In vitro suppression of immune responses using monocyte-derived tolerogenic dendritic cells from patients with primary Sjögren's syndrome
1 Broegelmann Research Laboratory, Department of Clinical Science, University of Bergen, Jonas Lies vei 65, 5021 Bergen, Norway
2 Department of Rheumatology, Haukeland University Hospital, Jonas Lies vei 65, 5021 Bergen, Norway
3 Section for Rheumatology, Department of Clinical Science, University of Bergen, Jonas Lies vei 65, 5021 Bergen, Norway
Arthritis Research & Therapy 2013, 15:R114 doi:10.1186/ar4294Published: 9 September 2013
Therapeutic vaccination with antigen-specific tolerogenic dendritic cells (tolDC) might become a future option of individualized therapy for patients with autoimmune diseases. In this study, we tested the possibility of generating monocyte-derived tolDC from patients with primary Sjögren's syndrome (pSS). We analyzed phenotype, cytokine production and ability to suppress Ro/La-specific immune responses.
Monocyte-derived tolDC from patients with pSS were generated in the presence of dexamethasone, vitamin D3 and lipopolysaccharide (DexVD3 DC). The phenotype was analyzed by flow cytometry and the cytokine profile was investigated using a 25-plex Luminex assay and ELISA. The capacity to both stimulate Ro/La-specific T cells and suppress this response was evaluated by autologous mixed lymphocyte reaction (MLR).

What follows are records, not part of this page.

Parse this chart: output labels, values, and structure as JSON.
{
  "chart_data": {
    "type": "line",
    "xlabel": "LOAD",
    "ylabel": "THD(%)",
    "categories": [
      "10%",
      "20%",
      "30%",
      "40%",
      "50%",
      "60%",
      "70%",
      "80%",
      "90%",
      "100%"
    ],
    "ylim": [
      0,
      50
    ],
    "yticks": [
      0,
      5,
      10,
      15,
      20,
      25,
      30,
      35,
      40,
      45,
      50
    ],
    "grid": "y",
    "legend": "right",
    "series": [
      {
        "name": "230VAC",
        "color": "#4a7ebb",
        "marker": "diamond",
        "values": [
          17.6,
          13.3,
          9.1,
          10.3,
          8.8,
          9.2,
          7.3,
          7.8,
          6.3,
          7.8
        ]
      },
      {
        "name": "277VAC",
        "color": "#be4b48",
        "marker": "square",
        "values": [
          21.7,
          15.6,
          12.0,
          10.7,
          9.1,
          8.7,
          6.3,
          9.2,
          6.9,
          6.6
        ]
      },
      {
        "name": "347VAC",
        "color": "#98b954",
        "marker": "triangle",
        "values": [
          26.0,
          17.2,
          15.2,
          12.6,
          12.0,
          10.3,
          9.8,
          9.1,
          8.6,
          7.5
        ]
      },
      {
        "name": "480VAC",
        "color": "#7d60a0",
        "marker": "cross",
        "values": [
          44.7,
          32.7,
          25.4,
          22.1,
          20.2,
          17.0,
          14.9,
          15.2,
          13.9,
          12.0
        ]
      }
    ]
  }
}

DC generated from patients with pSS had a similar phenotype and cytokine profile to those from healthy controls. DexVD3 DC from pSS patients induced little antigen-specific T cell proliferation, but DexVD3 DC-primed lymphocytes successfully suppressed Ro/La-specific T cell responses.
DexVD3 DC presenting Ro/La antigens might be a promising new therapeutic option for patients with pSS.